Sumac flea beetles make good use of a distasteful host plant
I first saw a photo of a sumac flea beetle posted by Steve Mlodinow in Flickr, a public platform to post photos and enjoy the works of others. I looked for the beetles, but had no luck until Steve told me exactly where to find them. I have now formed a search image and have learned to look first for evidence of herbivory—holes in the leaves and gooey clumps of feces.
Adult sumac flea beetles are small, only about 6 mm or ¼ inches long, but they are colorful and distinctive. The head and thorax are yellow with numerous dimples. The elytra or wing covers have a cream background with irregular burgundy blotches and rows of burgundy indentations.
As their common name suggests, sumac flea beetles are specialists on sumacs and both adults and larvae feed on them. I first saw beetles on aromatic sumac, also called skunkbrush, Rhus aromatica, at Heil Ranch, where Steve Mlodinow had found them. Subsequently, I found them on smooth sumac, Rhus glabra, on Flagstaff Mountain near Gregory Canyon. Flea beetles have little competition from other herbivores because both sumac species synthesize a diversified arsenal of chemical defenses including phytol, vitamin E, several fatty acids and tannins.
At both Heil Ranch and Flagstaff Mountain the distribution of beetles was very spotty; this pattern reflects the biology of their host plants. Aromatic and smooth sumacs grow as clones, so a clump of stems is a clone sharing a common root system. Previously, biologists had written that the flea beetles might defoliate one clone but not feed on adjacent clones. Chemical comparisons of the chemical defenses showed that the beetles preferred clones with higher levels of defensive compounds, particularly phytol.
Adult sumac flea beetles do not have evident defenses. They are slow, they do not bite or sting and they have no sharp appendages. So how do they avoid being eaten by birds and chipmunks? After watching adults for a while, I learned that they were eating machines so that leaves were simultaneously being macerated at one end and expelled as a black, gooey mass from the other end. So I conclude that the beetles are packed from stem to stern with the chemicals that defend sumacs. This is their sole defense, and consequently, they prefer to feed on and lay eggs on clones with higher concentrations of defensive compounds.
Larvae are greenish yellow, about ½ inches long, and even slower than the adults. For their defense they adorn themselves with a fecal shield. Their posterior ends are modified to a forked structure that anchors the fecal shield. A larva has a muscular, protrusible, dexterous anus that can be extended to drape excrement over the fork and onto the back.

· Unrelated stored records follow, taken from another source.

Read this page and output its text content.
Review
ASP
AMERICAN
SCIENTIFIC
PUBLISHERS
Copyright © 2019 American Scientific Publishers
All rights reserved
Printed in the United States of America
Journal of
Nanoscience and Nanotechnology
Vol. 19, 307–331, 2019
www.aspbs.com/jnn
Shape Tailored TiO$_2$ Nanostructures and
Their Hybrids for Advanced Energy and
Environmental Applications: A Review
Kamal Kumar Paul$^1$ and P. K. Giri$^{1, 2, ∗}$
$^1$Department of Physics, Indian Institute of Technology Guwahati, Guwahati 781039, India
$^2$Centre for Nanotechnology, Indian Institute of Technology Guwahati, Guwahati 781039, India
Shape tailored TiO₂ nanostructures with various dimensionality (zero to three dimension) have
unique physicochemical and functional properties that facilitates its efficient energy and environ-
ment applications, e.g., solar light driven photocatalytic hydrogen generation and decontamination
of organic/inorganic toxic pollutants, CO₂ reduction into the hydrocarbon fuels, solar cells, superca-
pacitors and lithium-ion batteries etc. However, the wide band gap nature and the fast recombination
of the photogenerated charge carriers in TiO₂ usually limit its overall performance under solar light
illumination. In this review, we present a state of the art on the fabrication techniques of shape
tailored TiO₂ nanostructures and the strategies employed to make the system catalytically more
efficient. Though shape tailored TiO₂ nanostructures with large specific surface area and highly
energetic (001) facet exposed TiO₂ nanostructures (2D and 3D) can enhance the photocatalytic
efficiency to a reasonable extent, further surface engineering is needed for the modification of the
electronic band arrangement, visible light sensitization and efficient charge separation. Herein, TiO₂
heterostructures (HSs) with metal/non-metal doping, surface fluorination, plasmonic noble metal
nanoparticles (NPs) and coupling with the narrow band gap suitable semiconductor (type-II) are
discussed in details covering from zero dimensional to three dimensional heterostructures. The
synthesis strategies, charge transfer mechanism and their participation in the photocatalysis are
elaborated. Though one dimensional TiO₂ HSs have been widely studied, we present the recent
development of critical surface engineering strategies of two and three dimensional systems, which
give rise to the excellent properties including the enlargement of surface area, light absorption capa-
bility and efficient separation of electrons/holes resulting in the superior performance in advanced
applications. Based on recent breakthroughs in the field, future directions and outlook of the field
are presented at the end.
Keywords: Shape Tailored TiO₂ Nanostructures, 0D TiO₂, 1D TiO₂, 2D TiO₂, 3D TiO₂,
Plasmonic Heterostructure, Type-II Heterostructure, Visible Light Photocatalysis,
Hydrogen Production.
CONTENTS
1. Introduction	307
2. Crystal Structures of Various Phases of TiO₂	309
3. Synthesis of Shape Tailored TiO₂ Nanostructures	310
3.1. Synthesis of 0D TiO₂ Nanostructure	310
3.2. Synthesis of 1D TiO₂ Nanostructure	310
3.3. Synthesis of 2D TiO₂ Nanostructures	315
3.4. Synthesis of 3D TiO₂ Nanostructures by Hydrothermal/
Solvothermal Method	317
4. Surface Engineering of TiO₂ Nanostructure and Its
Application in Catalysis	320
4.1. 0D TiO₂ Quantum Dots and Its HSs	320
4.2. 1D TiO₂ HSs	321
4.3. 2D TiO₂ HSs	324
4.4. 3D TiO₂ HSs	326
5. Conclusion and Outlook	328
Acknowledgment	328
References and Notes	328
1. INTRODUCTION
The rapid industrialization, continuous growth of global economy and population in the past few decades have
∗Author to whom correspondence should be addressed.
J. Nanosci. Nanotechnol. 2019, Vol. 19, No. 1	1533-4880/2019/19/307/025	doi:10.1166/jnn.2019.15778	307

One of the first natural history observations of sumac flea fecal shields was that predatory ants that contacted the fecal mass immediately retreated and groomed intensively, showing that they had encountered chemical deterrents. But if biologists removed the fecal shield from larvae, ants would kill them and take them back to their nest. If larvae were reared on a diet of lettuce their fecal shield did not deter ants at all. If the lettuce-laced shield was removed and replaced with a shield produced by a larva feeding on sumac, the shield served as an effective deterrent. So it is not the disgusting appearance, or the noxious fragrance of excrement, but the compounds consumed while eating sumac leaves that make the fecal mass an effective deterrent.
I confess to a childish obsession with fecal shields and fecal clubs—they are ingenious adaptations that appeal to my sense of humor. I have now encountered three local species that use fecal shields: a tortoise beetle (Physonata unipunctata) that feeds on monarda or wild bergamot, a shield beetle (Cassida rubiginosa) that feeds on thistles, and the sumac flea beetle. When I first encountered the fecal shield of the tortoise beetle, I thought it was probably unique. But in fact, 7,000 species of leaf beetles have fecal shields.